Conclusion and future work
In this article, we have proposed a continuous Voronoi partitioning-based informative path planning algorithm to collect the maximal amount of information from an unknown environment using a set of mobile robots. In our model, the robots initially do not have any knowledge about the environment. As the robots move to collect more information, they possibly discover new obstacles and their corresponding perceptions about their allocated workloads, that is, the amount of area they need to cover for information collection, change. When two or more robots come within each other’s communication ranges, they share their current perceptions about the environment, and based on their local knowledge bases, they repartition their initial Voronoi cells, which have been allocated to them without taking the obstacles of this unknown environment into account. This helps the robots to achieve a better workload balance. Our used path planning approach is distributed in nature and each robot plans its local path only for one future informative way-point at a time. Results show that our proposed strategy helps the robots to model the underlying spatial phenomenon that is close to reality while successfully reducing the imbalance in the amount of allocated free areas to the robots.

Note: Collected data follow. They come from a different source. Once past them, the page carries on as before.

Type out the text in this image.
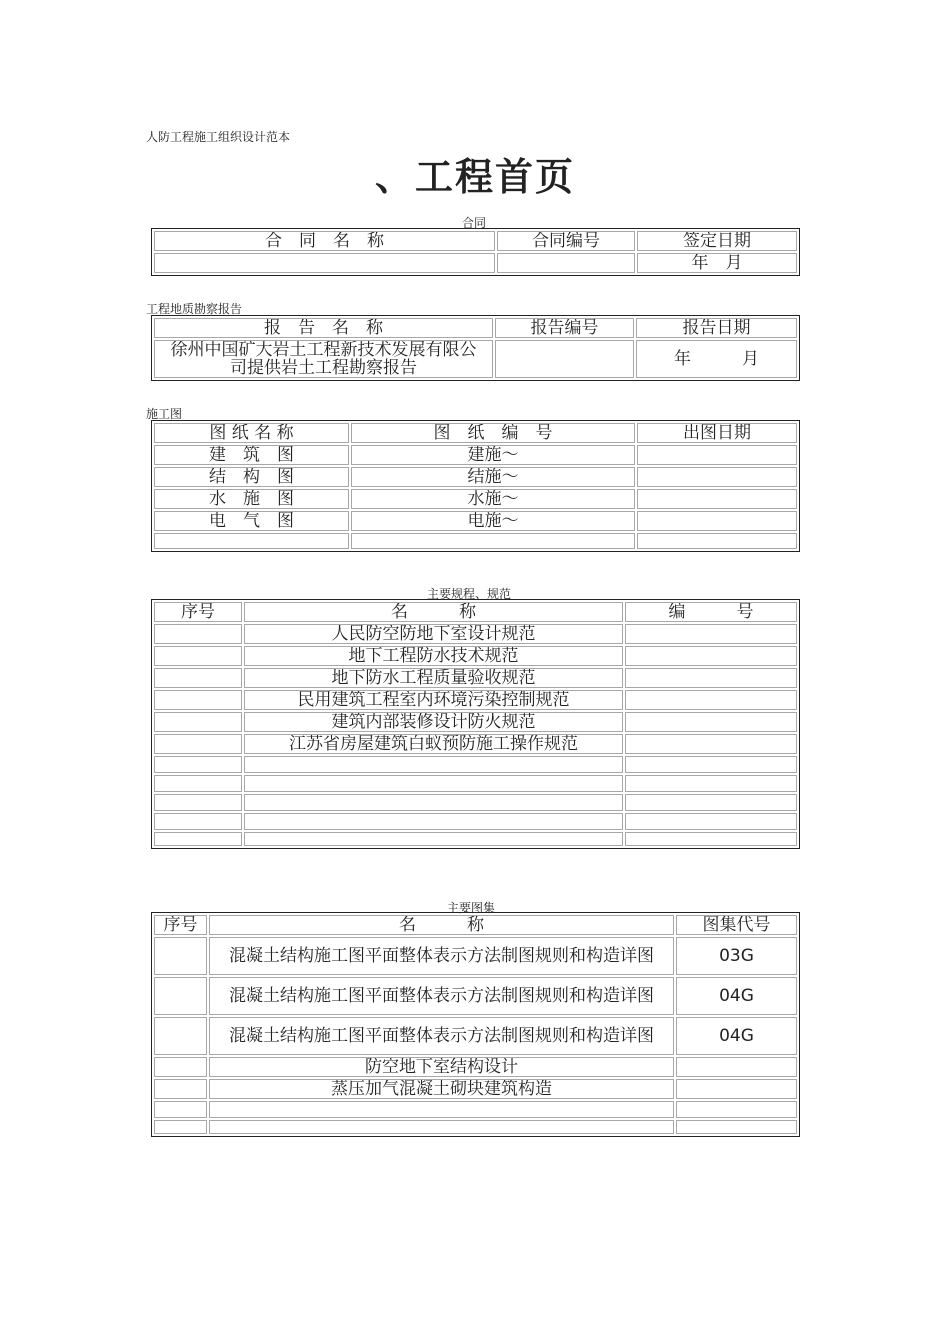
人防工程施工组织设计范本
、工程首页
合同
合　同　名　称	合同编号	签定日期
		年　月
工程地质勘察报告
报　告　名　称	报告编号	报告日期
徐州中国矿大岩土工程新技术发展有限公司提供岩土工程勘察报告		年　　　月
施工图
图 纸 名 称	图　纸　编　号	出图日期
建　筑　图	建施～	
结　构　图	结施～	
水　施　图	水施～	
电　气　图	电施～	

主要规程、规范
序号	名　　　称	编　　　号
	人民防空防地下室设计规范	
	地下工程防水技术规范	
	地下防水工程质量验收规范	
	民用建筑工程室内环境污染控制规范	
	建筑内部装修设计防火规范	
	江苏省房屋建筑白蚁预防施工操作规范	

主要图集
序号	名　　　称	图集代号
	混凝土结构施工图平面整体表示方法制图规则和构造详图	03G
	混凝土结构施工图平面整体表示方法制图规则和构造详图	04G
	混凝土结构施工图平面整体表示方法制图规则和构造详图	04G
	防空地下室结构设计	
	蒸压加气混凝土砌块建筑构造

Physical robot implementation and experiments will be part of future work. Details of physical implementation such as motion planning around obstacles and noise from sensors will be addressed as part of physical implementation along with appropriate techniques from handling these issues. Right now, we have made simplifying assumptions for these aspects to focus on the computational aspects of the problem that is the main contribution of the article. We also plan to incorporate various connectivity constraints proposed in the literature, for example, periodic and continuous, into our proposed framework.
Footnotes
Authors’ note
The work by PD was done when he was a full-time faculty with the Computer Science Department at the University of Nebraska, Omaha.
Acknowledgement
The authors AD, AB, and OPK are thankful to the University of North Florida Foundation Board for partially funding this research.
Declaration of conflicting interests
The author(s) declared no potential conflicts of interest with respect to the research, authorship, and/or publication of this article.
Funding
The author(s) disclosed receipt of the following financial support for the research, authorship, and/or publication of this article: The University of North Florida Foundation Board for partially funding this research.